There is good leverage and bad leverage. The good leverage is the one that reduces tax but does not have margin calls. It is suitable for high growth ETFs like VDHG that pay good dividends that investors have to pay tax on because they are working and in a high tax bracket.
It works like this. The way to reduce tax, increase returns, and accumulate more units in the ETF is to take out a NAB Equity Builder loan to buy the shares. It works differently than typical margin loans with no possibility of a margin call. You put in some money - for VDHG 20% of the amount you want to buy. They supply the other 80%. It is like a personal loan with the ETF as security. You take it out for 3 to 10 years but can pay it off quicker if you wish. There is no chance of the dreaded margin call - the only issue is like any loan making your payments. The big dividend is then used to help payout the loan, so the interest portion becomes a tax deduction rather than a tax liability.

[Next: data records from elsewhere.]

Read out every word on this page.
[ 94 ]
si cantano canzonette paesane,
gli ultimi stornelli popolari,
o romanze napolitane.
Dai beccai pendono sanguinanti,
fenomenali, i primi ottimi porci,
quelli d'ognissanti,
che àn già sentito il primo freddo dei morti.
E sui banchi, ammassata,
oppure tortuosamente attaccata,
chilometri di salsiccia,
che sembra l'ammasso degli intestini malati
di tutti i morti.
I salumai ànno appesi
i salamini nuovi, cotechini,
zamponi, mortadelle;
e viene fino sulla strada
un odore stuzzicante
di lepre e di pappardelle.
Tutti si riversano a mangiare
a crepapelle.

Once paid out, you can do the same again - only this time you also have the first lot of units - so you have two dividends. You can keep doing this over and over, increasing the dividend each time. Eventually, over the long term, even with taxes, it will be self-perpetuating, and you will get a steadily growing number of units and passive income - taxed, of course. But as time goes by, the distribution will be so great you can retire and live off it. The Financial Independent Retire Early (FIRE) loves it. It, and similar strategies, is likely why the NAB Equity Builder is so popular here in Aus. There is an 8-month waiting list.